Bukavu : l’amarante, ce légume du quotidien qui aide les familles à tenir face à la crise
Il est à peine 7 heures au marché de Kadutu. Assise derrière son étal, Amina aligne soigneusement des bottes d’amarante encore humides de rosée. « C’est ça qui fait vivre ma maison », glisse-t-elle, sans détour. Comme elle, des dizaines de femmes misent chaque jour sur ce légume-feuille, discret mais indispensable dans les cuisines de Bukavu.
Dans un contexte où les prix des denrées ne cessent d’augmenter et où les revenus restent incertains, l’amarante ou lengalenga est devenue une valeur sûre. Peu chère, disponible presque toute l’année, elle permet à de nombreux ménages de continuer à manger à leur faim.

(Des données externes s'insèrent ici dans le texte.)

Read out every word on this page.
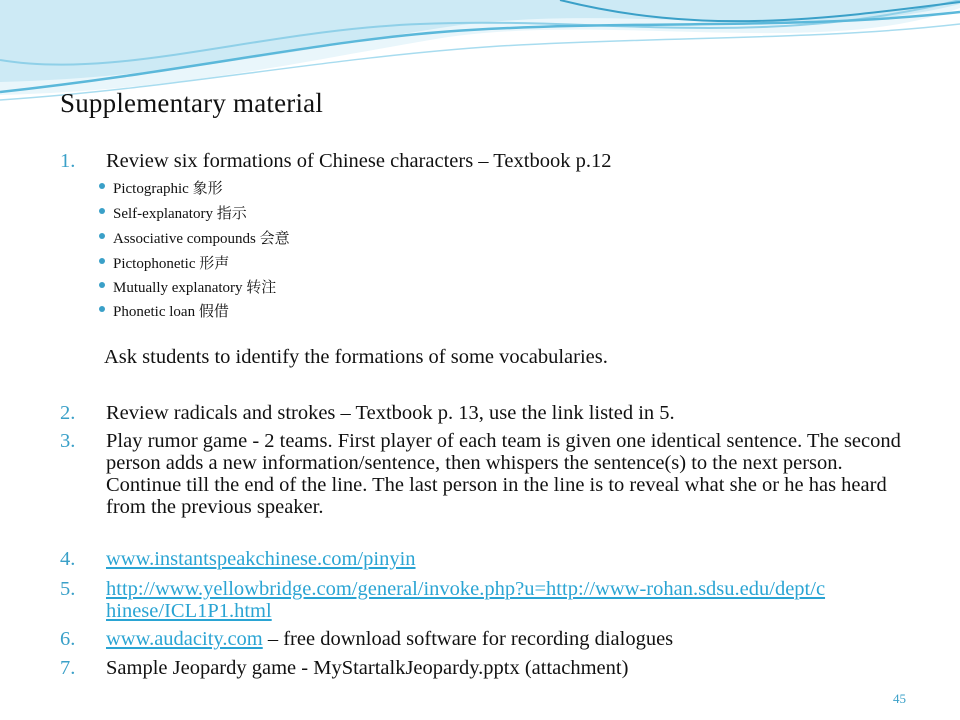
Supplementary material
1.	Review six formations of Chinese characters – Textbook p.12
Pictographic 象形
Self-explanatory 指示
Associative compounds 会意
Pictophonetic 形声
Mutually explanatory 转注
Phonetic loan 假借
Ask students to identify the formations of some vocabularies.
2.	Review radicals and strokes – Textbook p. 13, use the link listed in 5.
3.	Play rumor game - 2 teams. First player of each team is given one identical sentence. The second person adds a new information/sentence, then whispers the sentence(s) to the next person. Continue till the end of the line. The last person in the line is to reveal what she or he has heard from the previous speaker.
4.	www.instantspeakchinese.com/pinyin
5.	http://www.yellowbridge.com/general/invoke.php?u=http://www-rohan.sdsu.edu/dept/chinese/ICL1P1.html
6.	www.audacity.com – free download software for recording dialogues
7.	Sample Jeopardy game - MyStartalkJeopardy.pptx (attachment)
45
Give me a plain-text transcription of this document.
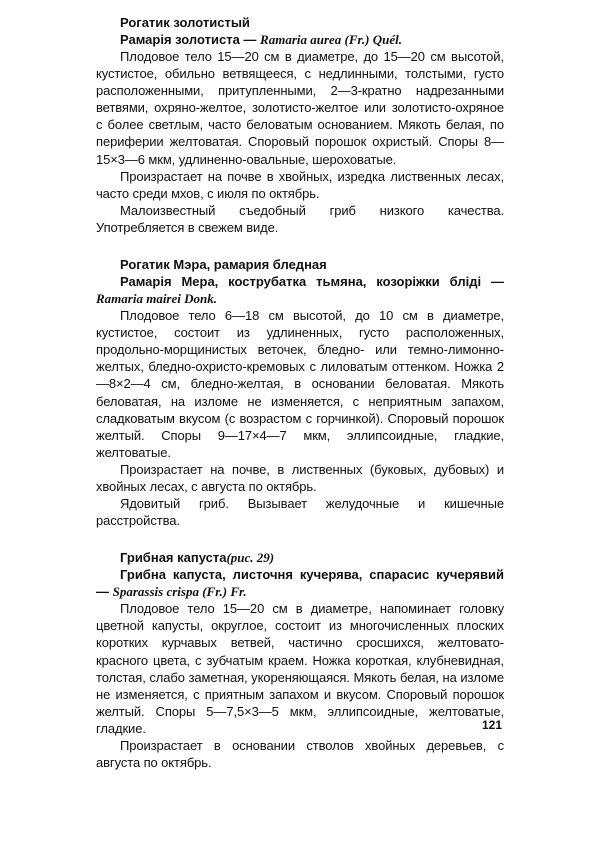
Рогатик золотистый

Рамарія золотиста — Ramaria aurea (Fr.) Quél.

Плодовое тело 15—20 см в диаметре, до 15—20 см высотой, кустистое, обильно ветвящееся, с недлинными, толстыми, густо расположенными, притупленными, 2—3-кратно надрезанными ветвями, охряно-желтое, золотисто-желтое или золотисто-охряное с более светлым, часто беловатым основанием. Мякоть белая, по периферии желтоватая. Споровый порошок охристый. Споры 8—15×3—6 мкм, удлиненно-овальные, шероховатые.

Произрастает на почве в хвойных, изредка лиственных лесах, часто среди мхов, с июля по октябрь.

Малоизвестный съедобный гриб низкого качества. Употребляется в свежем виде.

Рогатик Мэра, рамария бледная

Рамарія Мера, кострубатка тьмяна, козоріжки бліді — Ramaria mairei Donk.

Плодовое тело 6—18 см высотой, до 10 см в диаметре, кустистое, состоит из удлиненных, густо расположенных, продольно-морщинистых веточек, бледно- или темно-лимонно-желтых, бледно-охристо-кремовых с лиловатым оттенком. Ножка 2—8×2—4 см, бледно-желтая, в основании беловатая. Мякоть беловатая, на изломе не изменяется, с неприятным запахом, сладковатым вкусом (с возрастом с горчинкой). Споровый порошок желтый. Споры 9—17×4—7 мкм, эллипсоидные, гладкие, желтоватые.

Произрастает на почве, в лиственных (буковых, дубовых) и хвойных лесах, с августа по октябрь.

Ядовитый гриб. Вызывает желудочные и кишечные расстройства.

Грибная капуста(рис. 29)

Грибна капуста, листочня кучерява, спарасис кучерявий — Sparassis crispa (Fr.) Fr.

Плодовое тело 15—20 см в диаметре, напоминает головку цветной капусты, округлое, состоит из многочисленных плоских коротких курчавых ветвей, частично сросшихся, желтовато-красного цвета, с зубчатым краем. Ножка короткая, клубневидная, толстая, слабо заметная, укореняющаяся. Мякоть белая, на изломе не изменяется, с приятным запахом и вкусом. Споровый порошок желтый. Споры 5—7,5×3—5 мкм, эллипсоидные, желтоватые, гладкие.

Произрастает в основании стволов хвойных деревьев, с августа по октябрь.

121
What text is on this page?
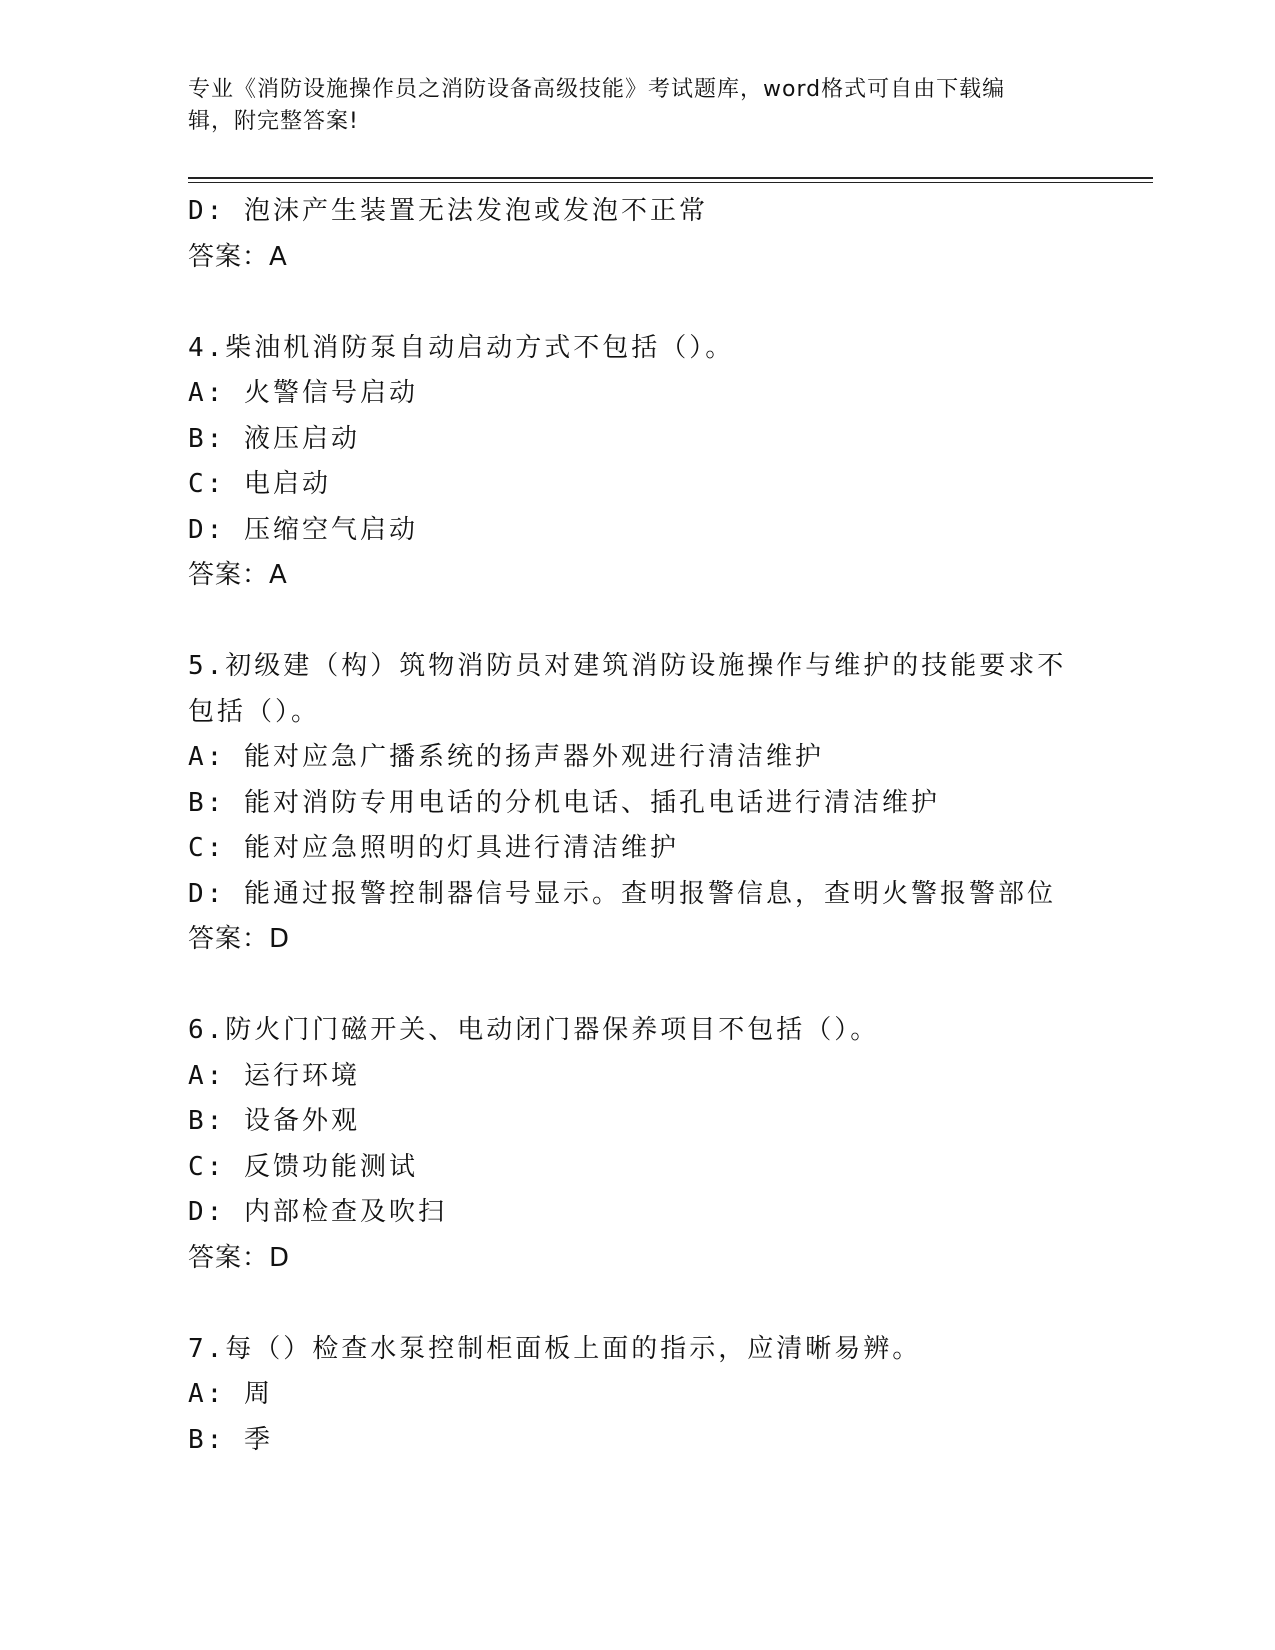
专业《消防设施操作员之消防设备高级技能》考试题库，word格式可自由下载编
辑，附完整答案!
D: 泡沫产生装置无法发泡或发泡不正常
答案：A
4.柴油机消防泵自动启动方式不包括（）。
A: 火警信号启动
B: 液压启动
C: 电启动
D: 压缩空气启动
答案：A
5.初级建（构）筑物消防员对建筑消防设施操作与维护的技能要求不
包括（）。
A: 能对应急广播系统的扬声器外观进行清洁维护
B: 能对消防专用电话的分机电话、插孔电话进行清洁维护
C: 能对应急照明的灯具进行清洁维护
D: 能通过报警控制器信号显示。查明报警信息，查明火警报警部位
答案：D
6.防火门门磁开关、电动闭门器保养项目不包括（）。
A: 运行环境
B: 设备外观
C: 反馈功能测试
D: 内部检查及吹扫
答案：D
7.每（）检查水泵控制柜面板上面的指示，应清晰易辨。
A: 周
B: 季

« Quand je n’ai pas assez d’argent pour la viande, je prends l’amarante. Les enfants mangent quand même », raconte Chantal, mère de quatre enfants rencontrée à Nyawera.
Derrière cette simplicité se cache une réalité plus large. Cultivée dans les zones de Kabare et Kalehe, l’amarante pousse rapidement et s’adapte facilement aux conditions locales. Même lorsque les pluies sont irrégulières ou que d’autres cultures échouent, elle continue de produire.
Pour les producteurs, c’est un avantage décisif.
« On peut récolter plusieurs fois en peu de temps. Ça nous aide à avoir un peu d’argent chaque semaine », explique un cultivateur de Kabare.
Mais tout se joue aussi en ville. À Bukavu, l’amarante ne se conserve pas longtemps. Il faut la vendre vite, souvent le jour même. Cette contrainte crée une activité quotidienne dans les marchés, où vendeuses et acheteurs se croisent sans relâche.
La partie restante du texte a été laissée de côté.